Art is not just about something that hangs on the wall: art implies a progress in action that creates new forms of practice and artwork. This year’s performance, titled In the Shadow of the Archive (July 9 at 8 p.m., at the Vancouver Japanese Language School) draws on a theme related to Japanese history.
“It’s about giving artists a chance to explore something they’d never done. We have a time-based frame, but other than that, I just want to have a surprise. Artists always surprise me with what they were thinking,” says Makiko Hara. “It’ll be an interesting and unexpected performance.”
Spatial Poetics, started by Cindy Mochizuki and Miko Hoffman, gives artists the opportunity to have interdisciplinary collaborations with other artists within a determined time frame.
Artists Mochizuki and Maiko Yamamoto explore kendo, a Japanese sport from the Edo period; and Stacey Ho and Julia Aoki present sangaku, Japanese folk geometrical math. Both performances are curated by Hara.
In the shadow of the archive
Inspired by family history, lead artist Mochizuki and her collaborator Yamamoto integrate the styles and movements of kendo into their performance.
“The boys in my family have a history in pursuing kendo as a sport. My uncle was a kendo athlete in the 1970s expo in Osaka, Japan. What I think is a big, special event is quite erased now,” says Mochizuki. “I wouldn’t know unless I asked about it.”
Mochizuki is interested in looking at peripheral objects and people on the outside of what gets captured and archived: she wants to see what new things can be discovered.

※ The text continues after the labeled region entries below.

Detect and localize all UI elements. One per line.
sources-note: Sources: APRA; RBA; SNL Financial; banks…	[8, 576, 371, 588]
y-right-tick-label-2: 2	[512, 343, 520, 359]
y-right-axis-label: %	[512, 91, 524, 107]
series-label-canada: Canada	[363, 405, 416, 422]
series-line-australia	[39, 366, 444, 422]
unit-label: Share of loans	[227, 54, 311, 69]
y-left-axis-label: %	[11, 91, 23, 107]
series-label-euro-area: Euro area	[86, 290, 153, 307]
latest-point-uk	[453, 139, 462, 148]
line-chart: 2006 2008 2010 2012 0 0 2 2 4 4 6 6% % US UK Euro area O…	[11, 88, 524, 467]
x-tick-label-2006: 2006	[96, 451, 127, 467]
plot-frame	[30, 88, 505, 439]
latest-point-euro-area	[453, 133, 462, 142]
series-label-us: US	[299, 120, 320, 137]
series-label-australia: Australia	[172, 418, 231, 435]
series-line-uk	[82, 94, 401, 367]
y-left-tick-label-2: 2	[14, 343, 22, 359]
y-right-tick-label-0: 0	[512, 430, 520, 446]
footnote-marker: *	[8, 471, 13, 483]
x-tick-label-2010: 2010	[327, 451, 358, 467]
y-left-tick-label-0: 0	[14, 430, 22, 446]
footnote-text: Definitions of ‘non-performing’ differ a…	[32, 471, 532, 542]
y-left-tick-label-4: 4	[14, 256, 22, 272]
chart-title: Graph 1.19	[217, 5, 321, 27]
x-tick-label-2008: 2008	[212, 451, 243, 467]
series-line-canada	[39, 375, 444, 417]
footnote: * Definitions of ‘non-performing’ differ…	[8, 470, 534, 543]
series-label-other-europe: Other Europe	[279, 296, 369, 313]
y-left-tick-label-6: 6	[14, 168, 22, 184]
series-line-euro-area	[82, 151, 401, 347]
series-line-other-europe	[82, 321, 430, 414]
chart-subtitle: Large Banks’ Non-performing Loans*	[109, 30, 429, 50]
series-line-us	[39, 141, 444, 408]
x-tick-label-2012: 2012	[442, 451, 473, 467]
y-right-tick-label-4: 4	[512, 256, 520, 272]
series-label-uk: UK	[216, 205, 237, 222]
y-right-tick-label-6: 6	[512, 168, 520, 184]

“In that sense, it’s in the shadow of the archive, not a direct gaze at the actual kendo and the actual objects, but an offshoot of things around it,” says Mochizuki.
Instead of replicating the realness of kendo, Mochizuki and Yamamoto will create fiction using historical elements.
“I’m definitely not going to run on stage and do a full-on kendo performance,” says Mochizuki. “There are a few artifacts that I’ll wear or we’ll have, and we’ll replicate some of them in the gigantic and miniature. We’re creating a fiction, but also beyond fiction, in the some-place-else. There’s a mysterious crane character.”
For Mochizuki, the performance is a starting point for future projects and a touchstone for the different kinds of traditions she wants to investigate and break down.
The idea behind lead artist Ho and her collaborator Julia Aoki’s performance started out with Ho researching about sangaku. With an interest in mathematics, Ho takes courses in the suject alongside her art practice.
“What’s specifically interesting to me about math is that it’s presented as a subject that is completely removed from any cultural context, yet I’m interested in the socio-historical, cultural context,” says Ho.
Ho started looking into the cultural context of math in Japan. What she discovered were beautiful geometric puzzles known as the sangaku.
“I used sangaku as a starting point to talk about math from a specific cultural context; and then to move into other shapes or ideas that sangakus allude to, talking about it through art and primarily image-making. I took up calligraphy, and I’ve been looking into virtual-reality creation and world-building,” says Ho.
Ho and Aoki’s performance will be a story-telling lecture presented with a quasi-fictional voice.
“I’m starting with an idea and talking it through gestures, abstraction, a positivist or historical approach,” says Ho. “My collaborator Julia is writing a beautiful, dreamy text, so it’s very much based on our writing as well as gestures.”
Although the lead artists at Spatial Poetics generate their own ideas, their partners’ input constantly shapes and changes the direction of the performance.
“Spatial Poetics is about stepping forward with art experiment and interdisciplinary art practice. Old traditions are being incorporated into the contemporary ways of looking at things,” says Hara.